Der Münchner Entertainer Ron Williams war schon öfter mit rassistischen Beleidigungen konfrontiert. Nach einem besonders schlimmen Fall setzt er sich juristisch zur Wehr - unterstützt von Alt-OB Christian Ude.

Von Oliver Hochkeppel

Täglich um 18 Uhr läuft im Bayerischen Fernsehen die "Abendschau", und so fiel sie am Dienstag mit der Inauguration des US-Präsidenten Joe Biden zusammen. Ein Ereignis von einer Dimension, dem auch eine auf Bayern konzentrierte Sendung nicht entkommen kann, und so holte man den dafür idealen Studiogast: Ron Williams, seit mehr als 50 Jahren Münchner, aber nach wie vor amerikanischer Staatsbürger.

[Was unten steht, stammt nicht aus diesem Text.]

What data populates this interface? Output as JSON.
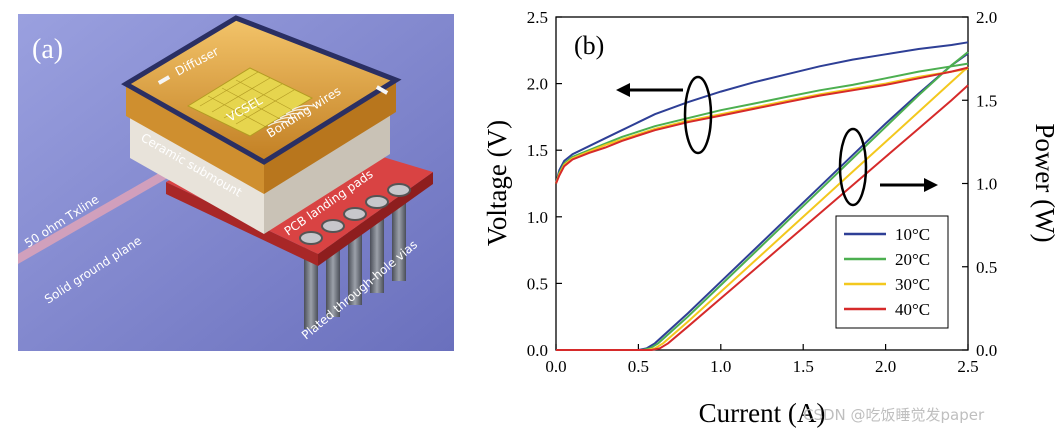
{
  "panel_a": {
    "label": "(a)",
    "callouts": {
      "diffuser": "Diffuser",
      "vcsel": "VCSEL",
      "bonding_wires": "Bonding wires",
      "ceramic_submount": "Ceramic submount",
      "pcb_pads": "PCB landing pads",
      "txline": "50 ohm Txline",
      "ground_plane": "Solid ground plane",
      "vias": "Plated through-hole vias"
    },
    "colors": {
      "background": "#7f86cf",
      "diffuser": "#d69a3c",
      "pcb": "#d94343",
      "ceramic": "#e8e3da"
    }
  },
  "watermark": "CSDN @吃饭睡觉发paper",
  "chart_data": {
    "type": "line",
    "panel_label": "(b)",
    "xlabel": "Current (A)",
    "ylabel_left": "Voltage (V)",
    "ylabel_right": "Power (W)",
    "xlim": [
      0,
      2.5
    ],
    "ylim_left": [
      0,
      2.5
    ],
    "ylim_right": [
      0,
      2.0
    ],
    "x_ticks": [
      "0.0",
      "0.5",
      "1.0",
      "1.5",
      "2.0",
      "2.5"
    ],
    "y_ticks_left": [
      "0.0",
      "0.5",
      "1.0",
      "1.5",
      "2.0",
      "2.5"
    ],
    "y_ticks_right": [
      "0.0",
      "0.5",
      "1.0",
      "1.5",
      "2.0"
    ],
    "legend_position": "bottom-right",
    "grid": false,
    "series": [
      {
        "name": "10°C",
        "color": "#2e3f96",
        "voltage": [
          [
            0,
            1.25
          ],
          [
            0.02,
            1.35
          ],
          [
            0.05,
            1.42
          ],
          [
            0.1,
            1.47
          ],
          [
            0.2,
            1.53
          ],
          [
            0.3,
            1.59
          ],
          [
            0.4,
            1.65
          ],
          [
            0.5,
            1.71
          ],
          [
            0.6,
            1.77
          ],
          [
            0.8,
            1.86
          ],
          [
            1.0,
            1.94
          ],
          [
            1.2,
            2.01
          ],
          [
            1.4,
            2.07
          ],
          [
            1.6,
            2.13
          ],
          [
            1.8,
            2.18
          ],
          [
            2.0,
            2.22
          ],
          [
            2.2,
            2.26
          ],
          [
            2.4,
            2.29
          ],
          [
            2.5,
            2.31
          ]
        ],
        "power": [
          [
            0,
            0
          ],
          [
            0.5,
            0
          ],
          [
            0.55,
            0.01
          ],
          [
            0.6,
            0.04
          ],
          [
            0.8,
            0.22
          ],
          [
            1.0,
            0.41
          ],
          [
            1.2,
            0.6
          ],
          [
            1.4,
            0.79
          ],
          [
            1.6,
            0.98
          ],
          [
            1.8,
            1.17
          ],
          [
            2.0,
            1.36
          ],
          [
            2.2,
            1.54
          ],
          [
            2.4,
            1.71
          ],
          [
            2.5,
            1.78
          ]
        ]
      },
      {
        "name": "20°C",
        "color": "#4caf50",
        "voltage": [
          [
            0,
            1.25
          ],
          [
            0.02,
            1.33
          ],
          [
            0.05,
            1.4
          ],
          [
            0.1,
            1.45
          ],
          [
            0.2,
            1.5
          ],
          [
            0.3,
            1.55
          ],
          [
            0.4,
            1.6
          ],
          [
            0.5,
            1.64
          ],
          [
            0.6,
            1.68
          ],
          [
            0.8,
            1.74
          ],
          [
            1.0,
            1.8
          ],
          [
            1.2,
            1.85
          ],
          [
            1.4,
            1.9
          ],
          [
            1.6,
            1.95
          ],
          [
            1.8,
            1.99
          ],
          [
            2.0,
            2.04
          ],
          [
            2.2,
            2.09
          ],
          [
            2.4,
            2.13
          ],
          [
            2.5,
            2.15
          ]
        ],
        "power": [
          [
            0,
            0
          ],
          [
            0.52,
            0
          ],
          [
            0.57,
            0.01
          ],
          [
            0.62,
            0.04
          ],
          [
            0.8,
            0.2
          ],
          [
            1.0,
            0.39
          ],
          [
            1.2,
            0.58
          ],
          [
            1.4,
            0.77
          ],
          [
            1.6,
            0.96
          ],
          [
            1.8,
            1.15
          ],
          [
            2.0,
            1.34
          ],
          [
            2.2,
            1.53
          ],
          [
            2.4,
            1.71
          ],
          [
            2.5,
            1.79
          ]
        ]
      },
      {
        "name": "30°C",
        "color": "#f3c81e",
        "voltage": [
          [
            0,
            1.25
          ],
          [
            0.02,
            1.32
          ],
          [
            0.05,
            1.39
          ],
          [
            0.1,
            1.44
          ],
          [
            0.2,
            1.49
          ],
          [
            0.3,
            1.54
          ],
          [
            0.4,
            1.58
          ],
          [
            0.5,
            1.62
          ],
          [
            0.6,
            1.66
          ],
          [
            0.8,
            1.72
          ],
          [
            1.0,
            1.77
          ],
          [
            1.2,
            1.82
          ],
          [
            1.4,
            1.87
          ],
          [
            1.6,
            1.92
          ],
          [
            1.8,
            1.96
          ],
          [
            2.0,
            2.0
          ],
          [
            2.2,
            2.05
          ],
          [
            2.4,
            2.09
          ],
          [
            2.5,
            2.11
          ]
        ],
        "power": [
          [
            0,
            0
          ],
          [
            0.55,
            0
          ],
          [
            0.6,
            0.01
          ],
          [
            0.65,
            0.04
          ],
          [
            0.8,
            0.17
          ],
          [
            1.0,
            0.35
          ],
          [
            1.2,
            0.53
          ],
          [
            1.4,
            0.71
          ],
          [
            1.6,
            0.89
          ],
          [
            1.8,
            1.07
          ],
          [
            2.0,
            1.25
          ],
          [
            2.2,
            1.43
          ],
          [
            2.4,
            1.61
          ],
          [
            2.5,
            1.7
          ]
        ]
      },
      {
        "name": "40°C",
        "color": "#d62a2a",
        "voltage": [
          [
            0,
            1.25
          ],
          [
            0.02,
            1.31
          ],
          [
            0.05,
            1.38
          ],
          [
            0.1,
            1.43
          ],
          [
            0.2,
            1.48
          ],
          [
            0.3,
            1.52
          ],
          [
            0.4,
            1.57
          ],
          [
            0.5,
            1.61
          ],
          [
            0.6,
            1.65
          ],
          [
            0.8,
            1.71
          ],
          [
            1.0,
            1.76
          ],
          [
            1.2,
            1.81
          ],
          [
            1.4,
            1.86
          ],
          [
            1.6,
            1.91
          ],
          [
            1.8,
            1.95
          ],
          [
            2.0,
            1.99
          ],
          [
            2.2,
            2.04
          ],
          [
            2.4,
            2.09
          ],
          [
            2.5,
            2.12
          ]
        ],
        "power": [
          [
            0,
            0
          ],
          [
            0.58,
            0
          ],
          [
            0.63,
            0.01
          ],
          [
            0.68,
            0.04
          ],
          [
            0.8,
            0.14
          ],
          [
            1.0,
            0.31
          ],
          [
            1.2,
            0.48
          ],
          [
            1.4,
            0.65
          ],
          [
            1.6,
            0.82
          ],
          [
            1.8,
            0.99
          ],
          [
            2.0,
            1.16
          ],
          [
            2.2,
            1.33
          ],
          [
            2.4,
            1.5
          ],
          [
            2.5,
            1.59
          ]
        ]
      }
    ]
  }
}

Der 78-Jährige hätte auch gut den üblichen Showteil bestreiten können, ist er doch eine Entertainment-Allzweckwaffe: Er war der erste schwarze Radiomoderator in Deutschland, der erste Afroamerikaner in einem deutschen Kabarettensemble (dem Stuttgarter Renitenztheater) und als Stand-up-Comedian, Parodist (Ronald Reagan war eine seiner Paraderollen, alle späteren Präsidenten hat er ebenso gut drauf) und Film- und Fernsehdarsteller (unter anderem in der letzten Staffel der "Lindenstraße") ebenso erfolgreich wie als Sänger im Blues-, Soul- und Jazz-Fach. Seit einigen Jahren ist er außerdem auf musikalisch-biografische Shows über schwarze Heroen abonniert, von Martin Luther King bis Nelson Mandela und von Harry Belafonte bis Ray Charles.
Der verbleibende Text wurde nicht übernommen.